Ninguna de las garantías electorales que ha demandado la oposición de manera sostenida parece haber tenido en cuenta la OEA en sus negociaciones a escondidas con el régimen orteguista

Róger Mendieta, FSLN

La Asamblea Nacional aprobó ayer una pequeña reforma a la Ley Electoral.

Dado que la Secretaría General de la OEA  viene sosteniendo, desde hace varios meses, negociaciones secretas con el régimen orteguista, precisamente sobre la materia de las elecciones, cabía esperar una reforma sustantiva que apuntara a mejorar el sistema electoral. Tenía que ser una reforma que sembrara confianza nacional y externa en las próximas elecciones municipales;  y que sirviera para animar a los ciudadanos escépticos y desconfiados a que fueran a votar,  para que esta vez la abstención no resultara tan masiva como la de noviembre del año pasado, en las elecciones nacionales que fueron percibidas dentro y fuera del país como una farsa electoral.

Pero la verdad es que el acuerdo de la OEA con Ortega es muy tímido, no da para mucho, no tiene el objetivo de lograr las reformas de fondo que requiere el sistema electoral de Nicaragua  para ajustarse —o por lo menos aproximarse— a los estándares establecidos en la Carta Democrática Interamericana.

El Memorándum de Entendimiento firmado el 28 de febrero de este año por el canciller de Daniel Ortega y el secretario general de la OEA, lo único que establece es que esta  dará “apoyo técnico para el fortalecimiento en materia de registro, cedulación y depuración del padrón electoral”. Y nada más.

De manera que ni siquiera la diminuta reforma electoral de ayer  ha sido por recomendación de la OEA. Es la misma reformita que el orteguismo ya había dictado para elecciones anteriores, que simplemente actualiza una disposición transitoria contenida en el artículo 196 de la Ley Electoral, para que aquellos ciudadanos que fueron borrados del padrón electoral por no haber votado en las dos elecciones anteriores, puedan hacerlo esta vez, en las municipales, presentando sus cédulas de identidad.

En realidad, en este caso lo que se debería de reformar o más bien derogar es el artículo 34 de la Ley Electoral, que penaliza a los ciudadanos sacándolos del padrón electoral cuando no ejercen su derecho a votar en  dos elecciones anteriores. Esta es una arbitrariedad  inconstitucional, porque en Nicaragua,  de acuerdo con la Constitución, votar es un derecho, no una obligación. De manera que aunque el ciudadano no vote,  por la razón que sea —desde por  simple desidia hasta porque  no confía en el juez  electoral o no tiene  partido ni candidato por quién votar—, mientras esté vivo y en uso de sus derechos ciudadanos tiene que permanecer en el padrón electoral.

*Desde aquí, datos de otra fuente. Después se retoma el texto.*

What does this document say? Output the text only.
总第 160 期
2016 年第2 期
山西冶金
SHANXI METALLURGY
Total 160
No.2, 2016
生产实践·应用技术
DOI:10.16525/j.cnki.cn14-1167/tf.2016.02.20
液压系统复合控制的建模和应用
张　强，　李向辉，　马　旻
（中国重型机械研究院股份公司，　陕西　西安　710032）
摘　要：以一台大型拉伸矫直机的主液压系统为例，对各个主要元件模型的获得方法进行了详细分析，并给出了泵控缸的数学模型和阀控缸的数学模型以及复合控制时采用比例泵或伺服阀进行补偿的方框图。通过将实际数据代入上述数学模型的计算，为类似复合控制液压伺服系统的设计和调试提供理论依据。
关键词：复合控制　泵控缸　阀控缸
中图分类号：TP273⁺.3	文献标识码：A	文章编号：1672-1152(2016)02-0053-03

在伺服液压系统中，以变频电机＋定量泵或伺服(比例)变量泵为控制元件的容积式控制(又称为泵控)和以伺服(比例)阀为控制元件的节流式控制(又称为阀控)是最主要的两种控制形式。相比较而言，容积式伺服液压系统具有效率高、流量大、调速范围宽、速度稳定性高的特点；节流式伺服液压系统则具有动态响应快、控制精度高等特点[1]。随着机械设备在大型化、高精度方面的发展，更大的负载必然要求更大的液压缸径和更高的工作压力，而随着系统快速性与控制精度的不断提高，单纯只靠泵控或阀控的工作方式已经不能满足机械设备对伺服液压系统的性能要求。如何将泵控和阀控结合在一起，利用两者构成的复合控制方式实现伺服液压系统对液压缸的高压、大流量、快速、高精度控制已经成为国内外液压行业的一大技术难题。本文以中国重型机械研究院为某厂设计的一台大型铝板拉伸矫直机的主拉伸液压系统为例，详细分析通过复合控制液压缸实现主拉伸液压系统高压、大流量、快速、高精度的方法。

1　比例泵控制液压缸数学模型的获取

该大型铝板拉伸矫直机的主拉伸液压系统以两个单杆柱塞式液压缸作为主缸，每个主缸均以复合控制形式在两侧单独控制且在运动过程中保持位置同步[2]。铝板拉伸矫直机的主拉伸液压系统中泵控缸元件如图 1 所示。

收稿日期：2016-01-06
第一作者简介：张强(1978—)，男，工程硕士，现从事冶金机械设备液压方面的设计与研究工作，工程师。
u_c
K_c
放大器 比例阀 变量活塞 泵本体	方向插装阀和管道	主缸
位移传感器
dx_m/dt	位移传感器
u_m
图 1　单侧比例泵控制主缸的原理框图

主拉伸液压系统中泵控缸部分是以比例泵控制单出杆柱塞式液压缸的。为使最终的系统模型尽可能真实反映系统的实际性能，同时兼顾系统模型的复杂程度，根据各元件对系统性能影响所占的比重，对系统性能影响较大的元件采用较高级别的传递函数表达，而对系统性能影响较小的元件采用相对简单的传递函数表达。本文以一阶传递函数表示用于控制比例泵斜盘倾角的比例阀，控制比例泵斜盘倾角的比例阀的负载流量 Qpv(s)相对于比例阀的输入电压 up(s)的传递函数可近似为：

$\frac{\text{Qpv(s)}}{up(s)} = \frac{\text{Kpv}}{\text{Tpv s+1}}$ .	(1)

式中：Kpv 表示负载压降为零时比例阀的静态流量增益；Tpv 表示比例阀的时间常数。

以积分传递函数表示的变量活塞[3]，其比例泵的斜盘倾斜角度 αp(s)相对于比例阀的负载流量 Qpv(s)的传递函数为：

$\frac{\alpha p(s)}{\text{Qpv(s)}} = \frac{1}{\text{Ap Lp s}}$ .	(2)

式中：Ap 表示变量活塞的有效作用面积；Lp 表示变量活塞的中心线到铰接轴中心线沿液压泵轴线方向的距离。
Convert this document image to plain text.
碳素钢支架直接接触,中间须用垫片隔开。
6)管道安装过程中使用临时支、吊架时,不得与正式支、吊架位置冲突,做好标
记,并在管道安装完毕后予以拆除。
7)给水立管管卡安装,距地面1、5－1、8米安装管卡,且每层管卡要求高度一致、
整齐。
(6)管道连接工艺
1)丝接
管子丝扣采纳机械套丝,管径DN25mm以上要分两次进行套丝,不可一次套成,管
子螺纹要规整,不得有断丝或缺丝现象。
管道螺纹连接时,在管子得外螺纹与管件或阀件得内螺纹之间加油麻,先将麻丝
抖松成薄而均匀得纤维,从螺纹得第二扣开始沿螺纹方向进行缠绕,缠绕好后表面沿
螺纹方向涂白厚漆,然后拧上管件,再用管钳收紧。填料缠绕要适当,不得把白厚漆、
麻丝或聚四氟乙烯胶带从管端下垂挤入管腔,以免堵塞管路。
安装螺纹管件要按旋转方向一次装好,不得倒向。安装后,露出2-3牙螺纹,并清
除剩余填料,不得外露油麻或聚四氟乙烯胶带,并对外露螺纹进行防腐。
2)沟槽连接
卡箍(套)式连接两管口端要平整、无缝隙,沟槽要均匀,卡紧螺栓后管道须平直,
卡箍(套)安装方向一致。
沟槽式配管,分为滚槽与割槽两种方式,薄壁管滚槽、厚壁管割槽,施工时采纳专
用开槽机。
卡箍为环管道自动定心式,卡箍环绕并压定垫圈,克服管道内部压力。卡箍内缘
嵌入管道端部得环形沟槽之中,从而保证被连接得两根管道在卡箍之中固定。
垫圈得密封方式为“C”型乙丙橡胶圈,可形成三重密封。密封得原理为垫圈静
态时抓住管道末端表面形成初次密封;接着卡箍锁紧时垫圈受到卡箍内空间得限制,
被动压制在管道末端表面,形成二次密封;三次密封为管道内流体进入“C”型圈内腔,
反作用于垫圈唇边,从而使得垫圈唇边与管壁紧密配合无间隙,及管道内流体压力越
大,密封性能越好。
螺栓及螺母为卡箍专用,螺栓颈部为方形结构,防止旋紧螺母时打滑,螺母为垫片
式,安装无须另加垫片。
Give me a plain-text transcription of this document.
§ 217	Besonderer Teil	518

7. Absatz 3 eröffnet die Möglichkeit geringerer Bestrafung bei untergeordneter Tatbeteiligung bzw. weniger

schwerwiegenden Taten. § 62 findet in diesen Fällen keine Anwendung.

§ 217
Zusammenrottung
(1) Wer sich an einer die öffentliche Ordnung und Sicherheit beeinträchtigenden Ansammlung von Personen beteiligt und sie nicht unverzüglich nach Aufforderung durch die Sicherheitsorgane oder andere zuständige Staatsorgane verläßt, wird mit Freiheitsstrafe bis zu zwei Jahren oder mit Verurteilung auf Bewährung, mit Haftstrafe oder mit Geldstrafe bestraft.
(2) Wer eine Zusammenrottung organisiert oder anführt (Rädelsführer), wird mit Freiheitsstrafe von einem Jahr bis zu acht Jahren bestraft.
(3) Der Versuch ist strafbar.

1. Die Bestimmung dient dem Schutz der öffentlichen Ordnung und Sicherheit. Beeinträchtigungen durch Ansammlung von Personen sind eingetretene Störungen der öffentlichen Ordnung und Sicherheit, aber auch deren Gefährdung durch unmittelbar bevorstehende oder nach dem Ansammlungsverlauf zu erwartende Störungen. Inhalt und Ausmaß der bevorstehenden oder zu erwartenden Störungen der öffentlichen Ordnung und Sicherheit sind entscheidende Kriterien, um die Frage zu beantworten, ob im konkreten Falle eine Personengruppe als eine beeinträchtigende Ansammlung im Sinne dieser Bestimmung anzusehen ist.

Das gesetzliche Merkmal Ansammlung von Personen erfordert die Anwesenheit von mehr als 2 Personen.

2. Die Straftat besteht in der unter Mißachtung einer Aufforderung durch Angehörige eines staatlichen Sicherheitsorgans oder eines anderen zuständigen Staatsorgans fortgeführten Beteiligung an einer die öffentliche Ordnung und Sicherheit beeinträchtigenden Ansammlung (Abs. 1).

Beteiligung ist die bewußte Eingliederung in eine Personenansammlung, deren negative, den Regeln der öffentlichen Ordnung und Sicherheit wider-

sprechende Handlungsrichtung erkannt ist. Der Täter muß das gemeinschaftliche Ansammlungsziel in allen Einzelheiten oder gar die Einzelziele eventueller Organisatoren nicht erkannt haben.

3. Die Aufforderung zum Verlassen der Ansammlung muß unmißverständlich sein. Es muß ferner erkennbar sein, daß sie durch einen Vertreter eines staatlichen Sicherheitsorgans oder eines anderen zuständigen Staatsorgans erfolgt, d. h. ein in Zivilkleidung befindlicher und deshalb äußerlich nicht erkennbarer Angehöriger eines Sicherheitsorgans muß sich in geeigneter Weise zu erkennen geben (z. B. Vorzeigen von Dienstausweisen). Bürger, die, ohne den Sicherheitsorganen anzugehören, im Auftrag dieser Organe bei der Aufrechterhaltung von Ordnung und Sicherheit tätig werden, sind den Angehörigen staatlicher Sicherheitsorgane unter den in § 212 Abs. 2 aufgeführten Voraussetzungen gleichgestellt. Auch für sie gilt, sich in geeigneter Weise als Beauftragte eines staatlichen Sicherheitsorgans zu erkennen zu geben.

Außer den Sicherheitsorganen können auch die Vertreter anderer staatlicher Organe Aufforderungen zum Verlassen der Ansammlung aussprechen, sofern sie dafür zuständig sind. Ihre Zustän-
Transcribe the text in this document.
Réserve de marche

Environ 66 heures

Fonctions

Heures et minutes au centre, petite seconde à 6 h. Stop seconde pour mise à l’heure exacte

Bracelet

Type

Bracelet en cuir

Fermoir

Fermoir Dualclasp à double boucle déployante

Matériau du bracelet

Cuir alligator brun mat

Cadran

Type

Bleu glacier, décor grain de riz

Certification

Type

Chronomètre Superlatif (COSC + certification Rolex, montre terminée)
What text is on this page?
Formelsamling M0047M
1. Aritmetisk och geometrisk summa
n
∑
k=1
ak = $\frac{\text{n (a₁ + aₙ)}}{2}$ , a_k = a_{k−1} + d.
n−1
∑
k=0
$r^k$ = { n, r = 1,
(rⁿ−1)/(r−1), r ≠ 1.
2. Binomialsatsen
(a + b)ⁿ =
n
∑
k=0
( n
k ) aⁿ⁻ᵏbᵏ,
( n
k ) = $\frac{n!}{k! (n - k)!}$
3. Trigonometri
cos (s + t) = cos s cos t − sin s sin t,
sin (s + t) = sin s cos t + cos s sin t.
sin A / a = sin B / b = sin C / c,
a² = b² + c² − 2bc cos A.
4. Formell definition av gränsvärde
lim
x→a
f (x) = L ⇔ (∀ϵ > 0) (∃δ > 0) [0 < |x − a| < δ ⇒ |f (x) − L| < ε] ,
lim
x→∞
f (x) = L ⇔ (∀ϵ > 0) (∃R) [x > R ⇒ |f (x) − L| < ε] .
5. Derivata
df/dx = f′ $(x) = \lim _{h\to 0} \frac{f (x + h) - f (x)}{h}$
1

Ninguna de las garantías electorales que ha demandado la oposición de manera sostenida parece haber tenido en cuenta la OEA en sus negociaciones a escondidas con el régimen orteguista. Lo cual es lamentable, porque con solo un poquito de la valentía que el secretario general de la OEA ha mostrado en el tratamiento de la situación de Venezuela, podría haber alentado  alguna esperanza en  los ciudadanos de que en  los próximos comicios municipales, su voluntad no sería tan irrespetada como lo ha sido en las elecciones anteriores.